How To Find Pmf From Cdf

How to Find the Probability Mass Function (PMF) from the Cumulative Distribution Function (CDF)

The probability mass function (PMF) and the cumulative distribution function (CDF) are two fundamental concepts in probability and statistics, particularly when dealing with discrete random variables. Understanding their relationship is crucial for analyzing data and making informed decisions. This article explains how to derive the PMF from the CDF, a process that's surprisingly straightforward. We'll cover the theoretical underpinnings and illustrate the process with practical examples.

What is a CDF?

The cumulative distribution function (CDF), denoted as F(x), gives the probability that a discrete random variable X will take a value less than or equal to x. In simpler terms, it's the cumulative probability up to a given point. For a discrete random variable, the CDF is a step function, meaning it increases in discrete jumps at each possible value of X.

What is a PMF?

The probability mass function (PMF), denoted as P(X=x) or p(x), gives the probability that a discrete random variable X will take on a specific value x. It represents the probability assigned to each individual outcome in the sample space.
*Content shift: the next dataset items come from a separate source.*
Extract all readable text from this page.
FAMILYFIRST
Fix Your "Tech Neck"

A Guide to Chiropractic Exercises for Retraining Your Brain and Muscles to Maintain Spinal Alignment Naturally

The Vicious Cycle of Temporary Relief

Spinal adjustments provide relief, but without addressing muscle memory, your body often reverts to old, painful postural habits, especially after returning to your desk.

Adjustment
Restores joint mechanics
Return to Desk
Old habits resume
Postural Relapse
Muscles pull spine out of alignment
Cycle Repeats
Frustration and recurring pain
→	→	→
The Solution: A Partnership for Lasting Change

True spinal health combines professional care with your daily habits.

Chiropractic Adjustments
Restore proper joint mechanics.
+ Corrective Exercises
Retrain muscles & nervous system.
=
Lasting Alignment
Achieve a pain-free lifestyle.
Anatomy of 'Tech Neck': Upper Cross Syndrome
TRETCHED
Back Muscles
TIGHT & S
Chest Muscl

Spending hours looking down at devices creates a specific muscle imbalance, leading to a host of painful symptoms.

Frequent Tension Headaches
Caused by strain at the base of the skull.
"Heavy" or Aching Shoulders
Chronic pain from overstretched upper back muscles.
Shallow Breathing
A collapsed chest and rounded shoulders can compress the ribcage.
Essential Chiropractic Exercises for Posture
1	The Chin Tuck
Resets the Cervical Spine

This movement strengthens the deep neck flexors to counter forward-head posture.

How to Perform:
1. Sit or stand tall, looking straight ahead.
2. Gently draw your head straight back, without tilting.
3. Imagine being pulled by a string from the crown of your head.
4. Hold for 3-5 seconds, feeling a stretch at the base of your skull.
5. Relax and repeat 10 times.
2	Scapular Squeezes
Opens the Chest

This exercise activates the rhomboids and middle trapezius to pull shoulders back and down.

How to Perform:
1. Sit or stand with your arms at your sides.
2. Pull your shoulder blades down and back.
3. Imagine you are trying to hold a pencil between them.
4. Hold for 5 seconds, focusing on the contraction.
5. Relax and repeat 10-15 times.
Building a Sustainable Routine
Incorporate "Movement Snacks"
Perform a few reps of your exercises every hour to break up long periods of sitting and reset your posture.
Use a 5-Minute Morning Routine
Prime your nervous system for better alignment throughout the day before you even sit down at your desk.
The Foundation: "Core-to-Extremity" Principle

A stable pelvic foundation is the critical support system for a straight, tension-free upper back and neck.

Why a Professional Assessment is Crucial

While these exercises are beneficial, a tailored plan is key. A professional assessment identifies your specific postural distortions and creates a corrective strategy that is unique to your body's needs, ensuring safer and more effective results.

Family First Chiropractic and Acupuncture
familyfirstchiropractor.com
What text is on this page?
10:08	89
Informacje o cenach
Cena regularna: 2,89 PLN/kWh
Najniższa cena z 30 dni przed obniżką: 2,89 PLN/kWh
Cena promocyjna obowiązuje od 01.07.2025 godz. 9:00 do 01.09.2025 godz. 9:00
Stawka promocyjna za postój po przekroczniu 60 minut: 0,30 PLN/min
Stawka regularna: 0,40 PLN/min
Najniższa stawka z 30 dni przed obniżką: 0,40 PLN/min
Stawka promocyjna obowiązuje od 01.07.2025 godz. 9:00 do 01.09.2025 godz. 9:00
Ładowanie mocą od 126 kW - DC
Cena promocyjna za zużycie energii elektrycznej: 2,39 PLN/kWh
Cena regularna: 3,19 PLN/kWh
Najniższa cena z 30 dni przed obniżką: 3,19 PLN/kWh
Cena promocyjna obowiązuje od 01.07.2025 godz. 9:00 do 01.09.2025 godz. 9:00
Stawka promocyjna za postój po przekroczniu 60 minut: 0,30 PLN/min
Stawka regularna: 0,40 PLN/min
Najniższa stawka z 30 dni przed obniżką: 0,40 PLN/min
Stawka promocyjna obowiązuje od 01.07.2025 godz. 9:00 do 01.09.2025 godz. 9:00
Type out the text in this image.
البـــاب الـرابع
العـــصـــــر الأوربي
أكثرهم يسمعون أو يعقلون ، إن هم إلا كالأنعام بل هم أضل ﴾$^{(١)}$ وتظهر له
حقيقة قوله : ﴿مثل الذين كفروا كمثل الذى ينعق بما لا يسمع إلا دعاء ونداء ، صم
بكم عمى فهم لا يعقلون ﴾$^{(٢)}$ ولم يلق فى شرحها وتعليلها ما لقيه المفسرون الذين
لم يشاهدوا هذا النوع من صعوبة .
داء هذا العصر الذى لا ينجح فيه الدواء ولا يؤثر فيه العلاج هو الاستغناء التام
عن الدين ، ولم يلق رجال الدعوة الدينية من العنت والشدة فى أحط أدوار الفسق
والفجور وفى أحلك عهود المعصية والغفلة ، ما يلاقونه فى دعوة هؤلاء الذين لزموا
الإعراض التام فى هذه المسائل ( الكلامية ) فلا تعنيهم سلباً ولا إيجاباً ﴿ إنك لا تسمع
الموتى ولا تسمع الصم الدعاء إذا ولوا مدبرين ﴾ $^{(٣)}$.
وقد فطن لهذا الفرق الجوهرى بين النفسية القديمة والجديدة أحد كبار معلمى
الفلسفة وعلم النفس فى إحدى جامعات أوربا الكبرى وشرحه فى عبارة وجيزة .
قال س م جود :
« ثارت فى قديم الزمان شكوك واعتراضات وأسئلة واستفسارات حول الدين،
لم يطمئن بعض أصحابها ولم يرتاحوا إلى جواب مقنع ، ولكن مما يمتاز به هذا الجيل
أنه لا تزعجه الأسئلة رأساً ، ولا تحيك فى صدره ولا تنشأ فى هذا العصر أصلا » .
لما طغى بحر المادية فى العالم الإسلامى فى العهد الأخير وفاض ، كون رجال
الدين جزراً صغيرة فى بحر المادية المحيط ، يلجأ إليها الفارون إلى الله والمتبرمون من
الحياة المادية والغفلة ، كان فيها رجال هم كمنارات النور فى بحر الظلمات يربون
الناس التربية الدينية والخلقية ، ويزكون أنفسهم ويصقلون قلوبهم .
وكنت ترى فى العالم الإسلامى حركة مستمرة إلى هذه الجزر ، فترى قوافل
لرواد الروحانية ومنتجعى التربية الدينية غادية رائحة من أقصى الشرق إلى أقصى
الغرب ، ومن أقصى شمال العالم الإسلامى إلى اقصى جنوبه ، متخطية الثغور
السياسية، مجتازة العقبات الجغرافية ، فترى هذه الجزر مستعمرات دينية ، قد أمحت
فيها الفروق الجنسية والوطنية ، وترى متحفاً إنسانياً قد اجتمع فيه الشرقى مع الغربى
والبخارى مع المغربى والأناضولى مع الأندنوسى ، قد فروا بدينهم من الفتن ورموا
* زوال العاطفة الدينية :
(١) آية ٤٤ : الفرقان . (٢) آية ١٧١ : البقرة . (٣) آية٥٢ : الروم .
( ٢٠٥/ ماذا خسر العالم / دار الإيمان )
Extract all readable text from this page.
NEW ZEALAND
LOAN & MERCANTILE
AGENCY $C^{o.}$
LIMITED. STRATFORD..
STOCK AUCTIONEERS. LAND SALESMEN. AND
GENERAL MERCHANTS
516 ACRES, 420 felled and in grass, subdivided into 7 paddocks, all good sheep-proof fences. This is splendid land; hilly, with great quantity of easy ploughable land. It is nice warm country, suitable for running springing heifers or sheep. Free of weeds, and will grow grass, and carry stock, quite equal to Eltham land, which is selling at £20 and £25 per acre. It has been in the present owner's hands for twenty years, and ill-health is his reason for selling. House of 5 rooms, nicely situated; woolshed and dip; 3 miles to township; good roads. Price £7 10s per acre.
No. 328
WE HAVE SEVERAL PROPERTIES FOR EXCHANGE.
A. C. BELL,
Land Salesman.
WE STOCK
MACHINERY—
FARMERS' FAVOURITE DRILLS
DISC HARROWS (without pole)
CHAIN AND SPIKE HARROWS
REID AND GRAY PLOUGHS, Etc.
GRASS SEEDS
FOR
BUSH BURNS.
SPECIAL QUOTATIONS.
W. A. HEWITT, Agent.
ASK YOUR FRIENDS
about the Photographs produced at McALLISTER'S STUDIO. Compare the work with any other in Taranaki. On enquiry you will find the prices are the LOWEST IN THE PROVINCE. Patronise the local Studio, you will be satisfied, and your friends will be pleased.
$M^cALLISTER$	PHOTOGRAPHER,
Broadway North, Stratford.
Deriving the PMF from the CDF: The Key Relationship

The core relationship between the PMF and the CDF lies in the fact that the PMF represents the difference in the CDF between consecutive values. Mathematically, this can be expressed as:

P(X = x) = F(x) - F(x-1)

This formula holds true for all values of x within the range of the discrete random variable. Note that F(x-1) will be zero when x is the smallest possible value of the random variable.

Step-by-Step Guide to Finding the PMF from the CDF:

1. Identify the CDF: You'll need the CDF for the discrete random variable you're working with. This function will typically be given or derived from the problem statement.

2. Determine the Possible Values of X: List all the possible values that the discrete random variable X can take. This is crucial because you will calculate the PMF for each of these values.

3. Apply the Formula: For each possible value of x, substitute x and (x-1) into the formula: P(X = x) = F(x) - F(x-1). Remember that F(x-1) = 0 when x is the smallest possible value.

4. Verify the Results: The sum of all probabilities in the PMF should always equal 1. This is a crucial check to ensure the accuracy of your calculations. If the sum isn't 1, re-check your work.

Example:

Let's say we have the following CDF for a discrete random variable X:

• F(0) = 0.2
• F(1) = 0.6
• F(2) = 0.9
• F(3) = 1

Now, let's derive the PMF:

• P(X = 0) = F(0) - F(-1) = 0.2 - 0 = 0.2
• P(X = 1) = F(1) - F(0) = 0.6 - 0.2 = 0.4
• P(X = 2) = F(2) - F(1) = 0.9 - 0.6 = 0.3
• P(X = 3) = F(3) - F(2) = 1 - 0.9 = 0.1

Notice that the sum of all probabilities (0.2 + 0.4 + 0.3 + 0.1) equals 1, confirming the accuracy of our calculations. Therefore, we have successfully derived the PMF from the given CDF.

Conclusion:

Finding the PMF from the CDF is a fundamental skill in probability and statistics. By understanding the relationship between these two functions and following the steps outlined above, you can easily transition between them, enabling deeper insights into the behaviour of discrete random variables. Remember to always verify your results to ensure accuracy.